The IJ found petitioners basically credible. But he determined that, while Dr. Marbun and her family had suffered from discrimination and anti-Christian sentiment in Indonesia, the incidents described did not rise to the level of past persecution and that they had not established a well-founded fear of future persecution arising from potential future discrimination. He also concluded that petitioners’ congregation, having ceased operations at its former locations, no longer had anything to fear from the local population or government. The BIA summarily affirmed the IJ’s decision.

II

In the case of a summary affirmance, we review the IJ’s decision as if it were the decision of the BIA. Wiransane v. Ashcroft, 366 F.3d 889, 897 (10th Cir.2004). “Because [petitioner’s] application failed on refugee status, our review is limited, in breadth, to that threshold determination.” Vatulev v. Ashcroft, 354 F.3d 1207, 1209 (10th Cir.2003). “Our review is further limited, in depth, to evaluating whether the record on the whole provides substantial support for that determination or, rather, is so decisively to the contrary that a reasonable factfinder would have concluded petitioner is a refugee.” Id.

Asylum

To be considered for asylum, Dr. Marbun must prove that she meets the definition of “refugee” — that is, that she faces “persecution or a well-founded fear of persecution on account of race, religion, nationality, membership in a particular social group, or political opinion.” 8 U.S.C. § 1101(a)(42)(A); id. § 1158(b)(1). “[Persecution requires the infliction of suffering or harm upon those who differ (in race, religion, or political opinion) in a way regarded as offensive and requires more than just restrictions or threats to life and liberty.” Yuk v. Ashcroft, 355 F.3d 1222, 1233 (10th Cir.2004) (quotations omitted). To establish refugee status, a petitioner may show she has a well-founded fear of future persecution or demonstrate that she has suffered past persecution, which creates a rebuttable presumption that she has a well-founded fear of future persecution. See id. at 1232-33.

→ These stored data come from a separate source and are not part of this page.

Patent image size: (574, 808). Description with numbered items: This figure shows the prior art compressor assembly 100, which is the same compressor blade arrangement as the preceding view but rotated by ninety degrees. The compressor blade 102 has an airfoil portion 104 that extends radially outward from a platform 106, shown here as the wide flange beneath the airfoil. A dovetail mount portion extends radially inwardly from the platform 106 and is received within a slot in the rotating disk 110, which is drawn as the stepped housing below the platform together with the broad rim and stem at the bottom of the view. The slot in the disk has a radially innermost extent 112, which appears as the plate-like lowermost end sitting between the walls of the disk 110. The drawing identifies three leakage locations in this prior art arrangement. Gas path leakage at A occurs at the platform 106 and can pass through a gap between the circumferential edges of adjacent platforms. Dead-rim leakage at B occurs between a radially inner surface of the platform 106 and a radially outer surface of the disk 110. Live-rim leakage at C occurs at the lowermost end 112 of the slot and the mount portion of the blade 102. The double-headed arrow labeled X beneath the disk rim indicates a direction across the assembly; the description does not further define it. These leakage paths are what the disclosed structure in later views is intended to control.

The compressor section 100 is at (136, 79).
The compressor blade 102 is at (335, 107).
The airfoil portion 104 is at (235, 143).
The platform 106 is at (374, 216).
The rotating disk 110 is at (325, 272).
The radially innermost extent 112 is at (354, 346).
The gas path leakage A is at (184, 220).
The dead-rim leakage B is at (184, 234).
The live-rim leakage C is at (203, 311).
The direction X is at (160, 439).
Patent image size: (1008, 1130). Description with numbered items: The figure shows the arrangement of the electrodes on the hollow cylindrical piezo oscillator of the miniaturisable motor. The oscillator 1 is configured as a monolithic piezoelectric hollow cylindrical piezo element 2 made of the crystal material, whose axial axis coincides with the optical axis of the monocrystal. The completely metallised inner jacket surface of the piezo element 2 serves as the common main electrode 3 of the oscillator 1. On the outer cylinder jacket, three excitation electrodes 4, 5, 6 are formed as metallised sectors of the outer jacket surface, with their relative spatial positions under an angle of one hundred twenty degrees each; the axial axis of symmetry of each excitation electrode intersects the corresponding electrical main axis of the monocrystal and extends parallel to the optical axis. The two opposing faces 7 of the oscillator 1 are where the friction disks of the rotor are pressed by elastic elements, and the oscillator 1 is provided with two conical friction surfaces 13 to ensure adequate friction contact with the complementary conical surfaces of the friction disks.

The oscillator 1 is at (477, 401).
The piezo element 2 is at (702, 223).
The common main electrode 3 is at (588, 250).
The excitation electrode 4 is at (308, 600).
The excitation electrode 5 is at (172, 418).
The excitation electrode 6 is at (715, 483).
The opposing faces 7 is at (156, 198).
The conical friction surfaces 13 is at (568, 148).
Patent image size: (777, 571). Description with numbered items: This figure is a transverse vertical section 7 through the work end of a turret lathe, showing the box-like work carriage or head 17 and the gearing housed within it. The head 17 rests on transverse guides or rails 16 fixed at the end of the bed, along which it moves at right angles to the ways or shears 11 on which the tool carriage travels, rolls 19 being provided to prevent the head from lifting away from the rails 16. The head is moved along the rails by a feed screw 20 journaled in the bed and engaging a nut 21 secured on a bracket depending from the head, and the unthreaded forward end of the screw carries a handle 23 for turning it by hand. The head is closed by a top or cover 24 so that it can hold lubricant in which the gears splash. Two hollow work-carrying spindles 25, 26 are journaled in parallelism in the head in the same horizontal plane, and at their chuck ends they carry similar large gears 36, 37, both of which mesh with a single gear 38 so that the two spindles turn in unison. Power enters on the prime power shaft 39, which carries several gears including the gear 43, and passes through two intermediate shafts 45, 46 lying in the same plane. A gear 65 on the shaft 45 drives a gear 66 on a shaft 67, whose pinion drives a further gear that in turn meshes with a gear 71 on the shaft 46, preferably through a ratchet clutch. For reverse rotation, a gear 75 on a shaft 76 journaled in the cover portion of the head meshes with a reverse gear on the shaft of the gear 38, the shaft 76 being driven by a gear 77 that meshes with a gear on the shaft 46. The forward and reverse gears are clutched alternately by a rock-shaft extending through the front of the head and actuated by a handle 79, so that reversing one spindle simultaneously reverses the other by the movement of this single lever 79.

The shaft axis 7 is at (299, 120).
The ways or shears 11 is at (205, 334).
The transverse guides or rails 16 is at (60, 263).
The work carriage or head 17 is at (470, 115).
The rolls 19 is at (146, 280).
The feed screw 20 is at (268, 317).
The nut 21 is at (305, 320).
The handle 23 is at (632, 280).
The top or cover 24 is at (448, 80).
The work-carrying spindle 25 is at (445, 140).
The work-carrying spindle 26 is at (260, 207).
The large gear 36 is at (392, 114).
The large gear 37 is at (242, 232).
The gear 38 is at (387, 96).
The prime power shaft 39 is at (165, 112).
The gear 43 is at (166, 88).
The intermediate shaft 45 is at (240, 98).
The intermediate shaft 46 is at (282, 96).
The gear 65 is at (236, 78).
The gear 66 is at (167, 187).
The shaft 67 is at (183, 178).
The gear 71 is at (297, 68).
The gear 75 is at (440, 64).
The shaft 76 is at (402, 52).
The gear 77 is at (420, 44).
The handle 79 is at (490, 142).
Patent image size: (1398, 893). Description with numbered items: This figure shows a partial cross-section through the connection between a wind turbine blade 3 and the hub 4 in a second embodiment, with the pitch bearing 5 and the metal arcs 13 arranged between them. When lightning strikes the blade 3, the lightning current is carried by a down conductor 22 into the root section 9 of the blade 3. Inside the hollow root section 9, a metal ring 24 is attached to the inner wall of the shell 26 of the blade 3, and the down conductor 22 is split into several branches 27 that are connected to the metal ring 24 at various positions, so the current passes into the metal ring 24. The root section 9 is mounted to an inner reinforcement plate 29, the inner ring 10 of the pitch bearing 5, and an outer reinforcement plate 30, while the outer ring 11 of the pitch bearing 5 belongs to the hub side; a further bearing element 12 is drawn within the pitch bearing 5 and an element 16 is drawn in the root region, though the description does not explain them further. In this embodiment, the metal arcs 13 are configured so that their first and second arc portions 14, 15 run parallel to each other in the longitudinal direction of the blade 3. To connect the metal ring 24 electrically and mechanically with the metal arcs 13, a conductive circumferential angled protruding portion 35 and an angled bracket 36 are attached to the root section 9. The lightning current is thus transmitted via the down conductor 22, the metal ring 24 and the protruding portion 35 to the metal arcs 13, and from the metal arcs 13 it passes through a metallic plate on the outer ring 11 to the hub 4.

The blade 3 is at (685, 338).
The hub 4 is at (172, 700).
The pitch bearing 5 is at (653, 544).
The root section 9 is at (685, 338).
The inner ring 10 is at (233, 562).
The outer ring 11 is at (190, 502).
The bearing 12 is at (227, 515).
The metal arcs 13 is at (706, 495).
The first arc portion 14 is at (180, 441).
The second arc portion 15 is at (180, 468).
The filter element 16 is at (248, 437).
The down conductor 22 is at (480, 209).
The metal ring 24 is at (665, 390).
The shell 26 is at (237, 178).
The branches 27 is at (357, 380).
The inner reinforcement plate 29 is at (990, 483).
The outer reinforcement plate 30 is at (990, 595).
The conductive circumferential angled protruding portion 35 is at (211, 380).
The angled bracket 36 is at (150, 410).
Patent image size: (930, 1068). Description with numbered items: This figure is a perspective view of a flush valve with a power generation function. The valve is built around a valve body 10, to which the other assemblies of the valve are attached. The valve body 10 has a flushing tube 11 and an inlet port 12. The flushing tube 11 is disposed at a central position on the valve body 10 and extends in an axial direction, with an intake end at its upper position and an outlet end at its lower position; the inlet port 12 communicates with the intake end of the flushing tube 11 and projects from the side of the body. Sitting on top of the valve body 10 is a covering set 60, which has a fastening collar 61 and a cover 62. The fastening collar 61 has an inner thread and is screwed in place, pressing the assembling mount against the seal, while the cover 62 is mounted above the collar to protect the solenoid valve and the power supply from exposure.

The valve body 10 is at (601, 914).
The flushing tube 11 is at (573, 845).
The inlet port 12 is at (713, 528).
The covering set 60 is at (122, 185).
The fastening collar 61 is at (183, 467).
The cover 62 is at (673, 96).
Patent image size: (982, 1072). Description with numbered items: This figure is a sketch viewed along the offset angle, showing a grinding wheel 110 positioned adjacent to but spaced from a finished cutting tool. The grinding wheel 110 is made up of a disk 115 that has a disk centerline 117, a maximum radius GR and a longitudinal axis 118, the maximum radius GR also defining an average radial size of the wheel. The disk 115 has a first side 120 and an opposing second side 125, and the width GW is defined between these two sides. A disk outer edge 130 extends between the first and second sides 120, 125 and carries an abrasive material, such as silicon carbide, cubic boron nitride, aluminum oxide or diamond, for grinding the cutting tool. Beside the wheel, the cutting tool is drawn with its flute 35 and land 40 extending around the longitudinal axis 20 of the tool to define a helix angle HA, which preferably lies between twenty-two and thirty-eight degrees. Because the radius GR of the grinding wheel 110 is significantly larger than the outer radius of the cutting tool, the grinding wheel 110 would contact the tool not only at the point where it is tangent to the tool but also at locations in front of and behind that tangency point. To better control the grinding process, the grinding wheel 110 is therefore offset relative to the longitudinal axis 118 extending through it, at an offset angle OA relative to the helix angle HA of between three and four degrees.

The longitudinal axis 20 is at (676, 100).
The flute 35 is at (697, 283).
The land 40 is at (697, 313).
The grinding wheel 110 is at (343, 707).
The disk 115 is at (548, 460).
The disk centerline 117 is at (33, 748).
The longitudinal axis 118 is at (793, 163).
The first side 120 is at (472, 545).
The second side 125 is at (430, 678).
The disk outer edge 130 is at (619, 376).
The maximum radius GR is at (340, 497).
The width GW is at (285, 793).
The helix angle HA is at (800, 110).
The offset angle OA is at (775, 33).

Persecution can come from the government or from a non-government group “which the government is unwilling or unable to control.” Vatulev, 354 F.3d at 1209 (quotation omitted). But “[m]ere general *803 ized lawlessness and violence between diverse populations, of the sort which abounds in numerous countries ... generally is not sufficient to permit the Attorney General to grant asylum.” Singh v. INS, 134 F.3d 962, 967 (9th Cir.1998).

The IJ’s decisions that Dr. Marbun did not establish refugee status by demonstrating either a well-founded fear of future persecution or past persecution are supported by substantial evidence. The discrimination and difficulties petitioners have experienced are deplorable, but they do not compel a finding of persecution. See Tulengkey v.